Different types of ribs, protrusions and dimples were installed on the target surface with impingement cooling in order to improve the cooling performance of the turbine vane with limited influence on the coolant consumption. Conjugate heat transfer was adopted to analyze the influence of different turbulators on the internal heat transfer and discharge coefficient of jet and film holes in real working conditions. Then the overall cooling performance was obtained and optimization thoughts was summarized, which serves as guidance for the vane design. The results show that, the introduction of cooling structure can hinder the development of cross flow, increase the discharge coefficient of impingement holes and enhance the disturbance of the flow field, thus enhance the internal heat transfer, whereas, the external film cooling deteriorates for the reason of decreasing discharge coefficient of film holes.
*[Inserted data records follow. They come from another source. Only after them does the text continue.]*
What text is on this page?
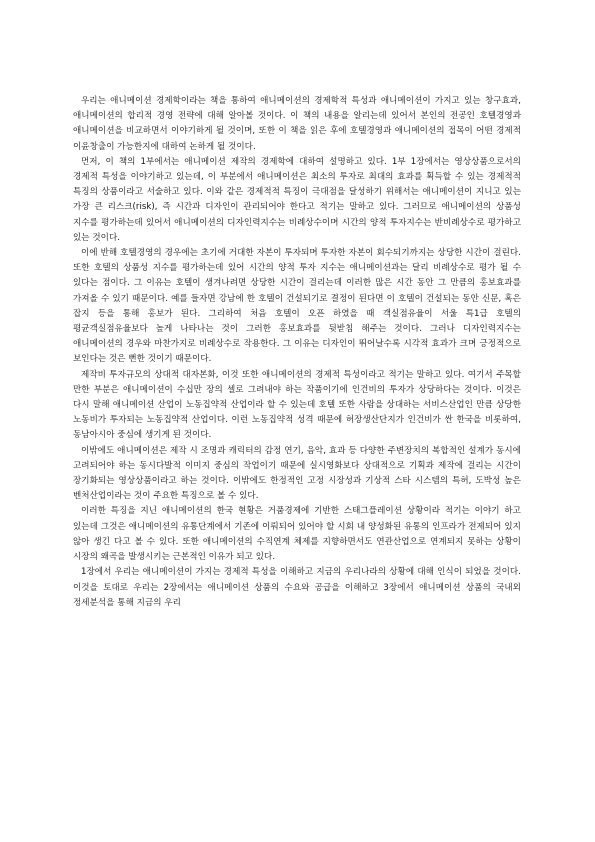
우리는 애니메이션 경제학이라는 책을 통하여 애니메이션의 경제학적 특성과 애니메이션이 가지고 있는 창구효과, 애니메이션의 합리적 경영 전략에 대해 알아볼 것이다. 이 책의 내용을 알리는데 있어서 본인의 전공인 호텔경영과 애니메이션을 비교하면서 이야기하게 될 것이며, 또한 이 책을 읽은 후에 호텔경영과 애니메이션의 접목이 어떤 경제적 이윤창출이 가능한지에 대하여 논하게 될 것이다.

먼저, 이 책의 1부에서는 애니메이션 제작의 경제학에 대하여 설명하고 있다. 1부 1장에서는 영상상품으로서의 경제적 특성을 이야기하고 있는데, 이 부분에서 애니메이션은 최소의 투자로 최대의 효과를 획득할 수 있는 경제적적 특징의 상품이라고 서술하고 있다. 이와 같은 경제적적 특징이 극대점을 달성하기 위해서는 애니메이션이 지니고 있는 가장 큰 리스크(risk), 즉 시간과 디자인이 관리되어야 한다고 적기는 말하고 있다. 그러므로 애니메이션의 상품성 지수를 평가하는데 있어서 애니메이션의 디자인력지수는 비례상수이며 시간의 양적 투자지수는 반비례상수로 평가하고 있는 것이다.

이에 반해 호텔경영의 경우에는 초기에 거대한 자본이 투자되며 투자한 자본이 회수되기까지는 상당한 시간이 걸린다. 또한 호텔의 상품성 지수를 평가하는데 있어 시간의 양적 투자 지수는 애니메이션과는 달리 비례상수로 평가 될 수 있다는 점이다. 그 이유는 호텔이 생겨나려면 상당한 시간이 걸리는데 이러한 많은 시간 동안 그 만큼의 홍보효과를 가져올 수 있기 때문이다. 예를 들자면 강남에 한 호텔이 건설되기로 결정이 된다면 이 호텔이 건설되는 동안 신문, 혹은 잡지 등을 통해 홍보가 된다. 그리하여 처음 호텔이 오픈 하였을 때 객실점유율이 서울 특1급 호텔의 평균객실점유율보다 높게 나타나는 것이 그러한 홍보효과를 뒷받침 해주는 것이다. 그러나 디자인력지수는 애니메이션의 경우와 마찬가지로 비례상수로 작용한다. 그 이유는 디자인이 뛰어날수록 시각적 효과가 크며 긍정적으로 보인다는 것은 뻔한 것이기 때문이다.

제작비 투자규모의 상대적 대자본화, 이것 또한 애니메이션의 경제적 특성이라고 적기는 말하고 있다. 여기서 주목할 만한 부분은 애니메이션이 수십만 장의 셀로 그려내야 하는 작품이기에 인건비의 투자가 상당하다는 것이다. 이것은 다시 말해 애니메이션 산업이 노동집약적 산업이라 할 수 있는데 호텔 또한 사람을 상대하는 서비스산업인 만큼 상당한 노동비가 투자되는 노동집약적 산업이다. 이런 노동집약적 성격 때문에 허장생산단지가 인건비가 싼 한국을 비롯하여, 동남아시아 중심에 생기게 된 것이다.

이밖에도 애니메이션은 제작 시 조명과 캐릭터의 감정 연기, 음악, 효과 등 다양한 주변장치의 복합적인 설계가 동시에 고려되어야 하는 동시다발적 이미지 중심의 작업이기 때문에 실시영화보다 상대적으로 기획과 제작에 걸리는 시간이 장기화되는 영상상품이라고 하는 것이다. 이밖에도 한정적인 고정 시장성과 기상적 스타 시스템의 특허, 도박성 높은 벤처산업이라는 것이 주요한 특징으로 볼 수 있다.

이러한 특징을 지닌 애니메이션의 한국 현황은 거품경제에 기반한 스태그플레이션 상황이라 적기는 이야기 하고 있는데 그것은 애니메이션의 유통단계에서 기존에 이뤄되어 있어야 할 시회 내 양성화된 유통의 인프라가 전제되어 있지 않아 생긴 다고 볼 수 있다. 또한 애니메이션의 수직연계 체제를 지향하면서도 연관산업으로 연계되지 못하는 상황이 시장의 왜곡을 발생시키는 근본적인 이유가 되고 있다.

1장에서 우리는 애니메이션이 가지는 경제적 특성을 이해하고 지금의 우리나라의 상황에 대해 인식이 되었을 것이다. 이것을 토대로 우리는 2장에서는 애니메이션 상품의 수요와 공급을 이해하고 3장에서 애니메이션 상품의 국내외 정세분석을 통해 지금의 우리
The combined effect of the enhancement of internal heat transfer and the weakening of external film cooling reduces the outer wall temperature of the vane. Through optimization, the effect of rib is stronger than that of the dimples or protrusions, when arranged them between the ribs help to further strengthen the heat transfer. The orthogonal rib+dimple structure mostly increases the overall cooling efficiency by 1.96%~4.09% while reducing the consumption of cooling air by 1.19%~1.81%, so is the optimal structure.